The APCS-MLR model was used to analyze the eight heavy metals via multiple linear regression (Fig. 7). The predicted values fit well with the measured values, and the results show that the R values of Cu, Zn, As, Hg, Cd, Pb, Ni, and Cr are 0.687, 0.867, 0.841, 0.497, 0.810, 0.838, 0.949, and 0.942, with an average R value of 0.804. The estimated/measured values (E/O) of all of the elements were close to 1, indicating that the APCS-MLR model analysis results have a high credibility. Notably, the R value of Hg was relatively moderate (0.497), which may be attributed to the discontinuous and nonlinear nature of agricultural Hg inputs, such as sporadic application of Hg-containing fertilizers or pesticides.
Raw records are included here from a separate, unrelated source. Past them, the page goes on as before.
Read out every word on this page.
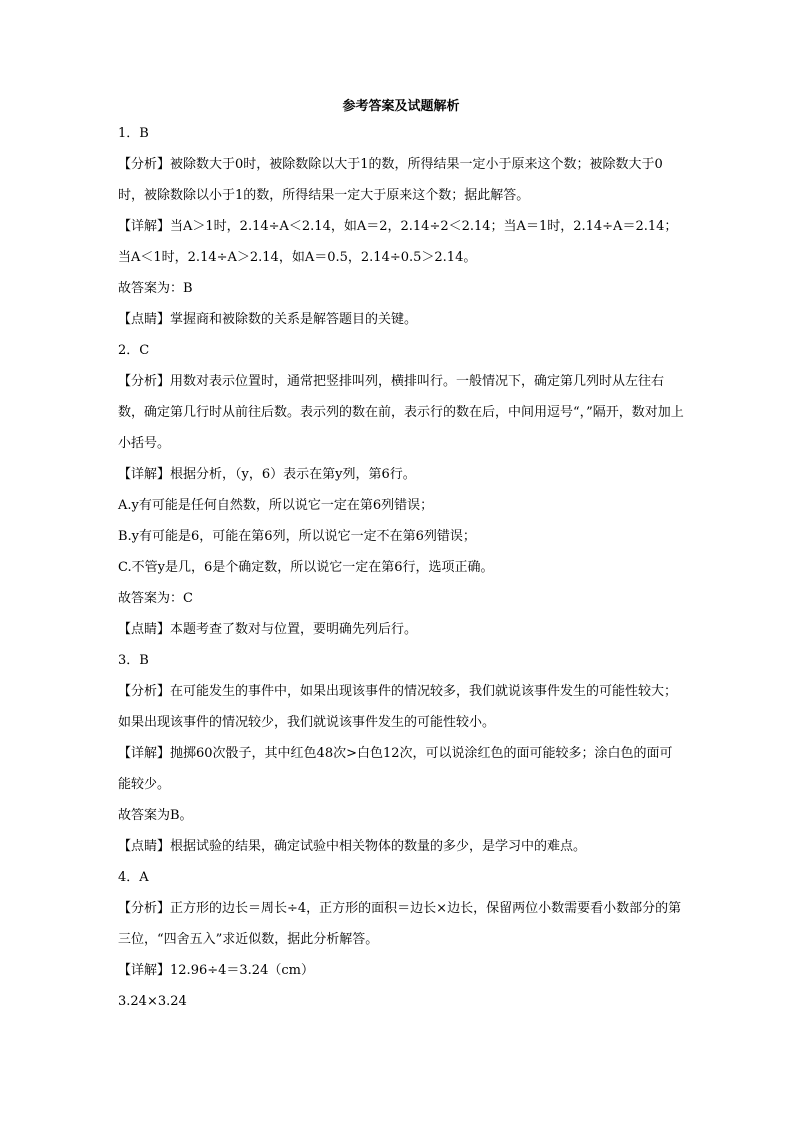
参考答案及试题解析

1．B

【分析】被除数大于0时，被除数除以大于1的数，所得结果一定小于原来这个数；被除数大于0时，被除数除以小于1的数，所得结果一定大于原来这个数；据此解答。

【详解】当A＞1时，2.14÷A＜2.14，如A＝2，2.14÷2＜2.14；当A＝1时，2.14÷A＝2.14；

当A＜1时，2.14÷A＞2.14，如A＝0.5，2.14÷0.5＞2.14。

故答案为：B

【点睛】掌握商和被除数的关系是解答题目的关键。

2．C

【分析】用数对表示位置时，通常把竖排叫列，横排叫行。一般情况下，确定第几列时从左往右数，确定第几行时从前往后数。表示列的数在前，表示行的数在后，中间用逗号“，”隔开，数对加上小括号。

【详解】根据分析，（y，6）表示在第y列，第6行。

A.y有可能是任何自然数，所以说它一定在第6列错误；

B.y有可能是6，可能在第6列，所以说它一定不在第6列错误；

C.不管y是几，6是个确定数，所以说它一定在第6行，选项正确。

故答案为：C

【点睛】本题考查了数对与位置，要明确先列后行。

3．B

【分析】在可能发生的事件中，如果出现该事件的情况较多，我们就说该事件发生的可能性较大；如果出现该事件的情况较少，我们就说该事件发生的可能性较小。

【详解】抛掷60次骰子，其中红色48次>白色12次，可以说涂红色的面可能较多；涂白色的面可能较少。

故答案为B。

【点睛】根据试验的结果，确定试验中相关物体的数量的多少，是学习中的难点。

4．A

【分析】正方形的边长＝周长÷4，正方形的面积＝边长×边长，保留两位小数需要看小数部分的第三位，“四舍五入”求近似数，据此分析解答。

【详解】12.96÷4＝3.24（cm）

3.24×3.24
The industrial and transportation activities contributed substantially to the Cu, Zn, Hg, Cd, and Pb pollution. The soil matrices had a significant influence on the Cr, Ni, and Cd pollution and were the main sources. The mining industry also had a large influence on the As, Zn, and Pb pollution.
In order to verify the reliability of the source analysis results of the APCS-MLR model, the PMF model was used to conduct quantitative source analysis of the eight heavy metals. Three to five factors were selected for random iterative operations, and four factors were finally determined to obtain the contributions of the four heavy metal pollution sources to each heavy metal (Fig. 8).
The elements with high loadings for Factor 1 were Pb, Cd, Zn, and Cu, which were mainly found in mining areas, transportation routes, and other areas with intensive human activities. This aligns well with the results of the APCS-MLR model analysis. The results of both models indicated that Factor 1 was an industrial and transportation source. Factor 2 contributed the most to Cr and Ni, which had small coefficients of variation. The APCS-MLR model results were highly consistent with the results of the APCS-MLR model, and both models indicated that Factor 2 was a parent material source. Factor 3 had the highest loading for As, which aligned with the fact that the geologic background of the study area was rich in mineral resources and is an important development zone for non-ferrous metals, such as gold, in Yunnan Province. This is essentially the same as the results from the APCS-MLR model, and both models indicate that Factor 3 is a mining industry source. Factor 4 had high loadings for Hg and Cd. Several studies have shown that fertilizers and pesticides often contain elements, such as Hg, Cd, and Pb, which can be indicative of agricultural activities such as the application of pesticides and fertilizers. Thus, we concluded that Factor 4 was an agricultural source. The PMF model identifies the four sources of contamination of the eight heavy metals as industrial traffic, parent material, mining, and agricultural sources.
The results of the pollution source contribution analysis using the PMF model (Fig. 8) correspond well with the results of the correlation analysis (Fig. 6) and the APCS-MLR model analysis (Fig. 7). The industrial and transportation activities contributed more to the Cu, Zn, Hg, Cd, and Pb pollution. The soil matrix had an important influence on the Cr and Ni, which aligned with the independence of several elements in the correlation analysis and the natural sources corresponding to F2 in the APCS-MLR model. The mining sources had an influence on As, Hg, and Cd, which aligned with the analysis of F3 in the APCS-MLR model, and the fact that agricultural sources had a greater influence on Hg and Cd. This conclusion is reflected by the results presented in Fig. 6, Table 3, and Fig. 7, which show the main composition of the soil heavy metal pollution sources and their relative contributions in the study area.